Use Force Re-sync when you want to clear the checkpoint and rebuild the indexed content from the beginning.

Assigning Knowledge Bases

Knowledge bases can be assigned to Agents and MCP Gateways. An Agent can have multiple knowledge bases, and a knowledge base can be shared across agents.

A knowledge base is a collection of connectors. For example, a single team knowledge base might combine:

  • Jira connectors for that team's boards
  • Confluence connectors for that team's spaces
  • GitHub connectors for that team's issues and pull requests

That same knowledge base can then be reused across multiple Agents and MCP Gateways. Visibility still comes from each individual connector, so access is determined by the connectors that contribute data, not by a separate visibility setting on the knowledge base itself.

Visibility Modes

ModeBehavior
Org-wideAll documents accessible to all users in the organization
Team-scopedDocuments accessible only to members of the assigned teams
Auto-sync permissionsACL entries synced from the source system (user emails, groups). Coming soon — see #3218.

Source visibility determines which connector data each user can retrieve when an Agent or MCP Gateway calls query_knowledge_sources.

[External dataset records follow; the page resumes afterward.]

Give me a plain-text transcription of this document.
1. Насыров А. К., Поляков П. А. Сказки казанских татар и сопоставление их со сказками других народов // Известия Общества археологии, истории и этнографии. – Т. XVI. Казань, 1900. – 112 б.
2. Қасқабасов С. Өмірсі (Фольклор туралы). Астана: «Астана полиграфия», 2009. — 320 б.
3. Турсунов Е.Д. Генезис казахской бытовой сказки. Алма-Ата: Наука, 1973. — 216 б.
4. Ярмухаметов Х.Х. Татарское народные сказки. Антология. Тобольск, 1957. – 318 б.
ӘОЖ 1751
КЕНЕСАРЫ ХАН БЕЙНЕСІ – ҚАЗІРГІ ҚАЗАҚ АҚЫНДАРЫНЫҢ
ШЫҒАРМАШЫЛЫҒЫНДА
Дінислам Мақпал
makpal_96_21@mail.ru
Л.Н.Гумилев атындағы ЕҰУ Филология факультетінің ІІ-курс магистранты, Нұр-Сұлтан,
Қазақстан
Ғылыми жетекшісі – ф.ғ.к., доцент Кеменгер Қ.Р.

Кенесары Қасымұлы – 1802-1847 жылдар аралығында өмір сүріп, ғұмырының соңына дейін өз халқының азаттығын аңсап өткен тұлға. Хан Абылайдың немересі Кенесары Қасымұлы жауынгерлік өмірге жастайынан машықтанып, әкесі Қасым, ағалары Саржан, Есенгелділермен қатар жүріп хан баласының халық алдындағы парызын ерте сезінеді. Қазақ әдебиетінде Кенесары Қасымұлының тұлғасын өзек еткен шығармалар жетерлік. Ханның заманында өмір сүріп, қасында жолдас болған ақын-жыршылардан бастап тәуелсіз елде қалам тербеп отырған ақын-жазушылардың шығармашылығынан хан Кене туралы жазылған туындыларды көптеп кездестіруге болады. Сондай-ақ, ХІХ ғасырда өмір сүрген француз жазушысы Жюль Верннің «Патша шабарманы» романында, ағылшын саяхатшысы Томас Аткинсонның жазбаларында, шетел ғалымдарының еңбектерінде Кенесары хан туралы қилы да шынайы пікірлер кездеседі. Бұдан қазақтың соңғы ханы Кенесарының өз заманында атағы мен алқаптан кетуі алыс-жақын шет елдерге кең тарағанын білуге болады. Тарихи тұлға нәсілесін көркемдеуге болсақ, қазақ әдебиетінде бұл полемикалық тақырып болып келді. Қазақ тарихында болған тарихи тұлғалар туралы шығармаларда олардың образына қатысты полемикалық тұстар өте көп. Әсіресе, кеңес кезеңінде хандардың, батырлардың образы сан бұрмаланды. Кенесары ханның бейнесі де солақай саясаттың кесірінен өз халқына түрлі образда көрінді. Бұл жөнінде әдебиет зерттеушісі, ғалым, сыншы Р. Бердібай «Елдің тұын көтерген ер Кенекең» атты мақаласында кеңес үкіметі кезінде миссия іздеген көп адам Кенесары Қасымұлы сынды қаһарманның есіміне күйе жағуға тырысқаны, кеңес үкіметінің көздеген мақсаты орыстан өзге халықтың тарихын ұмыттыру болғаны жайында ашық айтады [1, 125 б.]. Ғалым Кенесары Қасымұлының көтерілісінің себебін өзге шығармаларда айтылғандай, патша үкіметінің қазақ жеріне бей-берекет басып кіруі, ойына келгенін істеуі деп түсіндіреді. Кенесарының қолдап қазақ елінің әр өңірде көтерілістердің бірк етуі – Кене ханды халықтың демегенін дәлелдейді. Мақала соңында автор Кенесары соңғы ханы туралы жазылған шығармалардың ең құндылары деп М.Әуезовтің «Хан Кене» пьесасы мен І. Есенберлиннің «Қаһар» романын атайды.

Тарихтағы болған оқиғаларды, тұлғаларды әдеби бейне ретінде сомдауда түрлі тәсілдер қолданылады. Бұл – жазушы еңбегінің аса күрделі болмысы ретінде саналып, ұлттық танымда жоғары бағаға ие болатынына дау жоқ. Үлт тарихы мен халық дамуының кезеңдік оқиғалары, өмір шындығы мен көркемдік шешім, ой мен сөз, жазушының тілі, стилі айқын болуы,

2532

Archestra also keeps the rest of the product aligned with that same access model:

  • The Knowledge Bases and Connectors pages only show sources the current user can see
  • Agent and MCP Gateway configuration only allows assigning visible sources

Users with knowledgeSource:admin can view and query all knowledge bases and connectors regardless of org or team scope.

Practical Example

Suppose you have two Confluence connectors:

  • Engineering Confluence syncing spaces like ENG and ARCH, visible to the Engineering team
  • Support Confluence syncing spaces like SUP and HELP, visible to the Support team

Both connectors can feed the same knowledge base, but visibility is still enforced per connector.

At query time:

  • an Engineering user only retrieves chunks from the Engineering connector
  • a Support user only retrieves chunks from the Support connector
  • a user with access to both teams can retrieve from both connectors
  • a user with knowledgeSource:admin can retrieve from both regardless of team assignment

This means you can keep one shared retrieval setup while still preventing users from seeing documents that came from connectors outside their allowed team scope.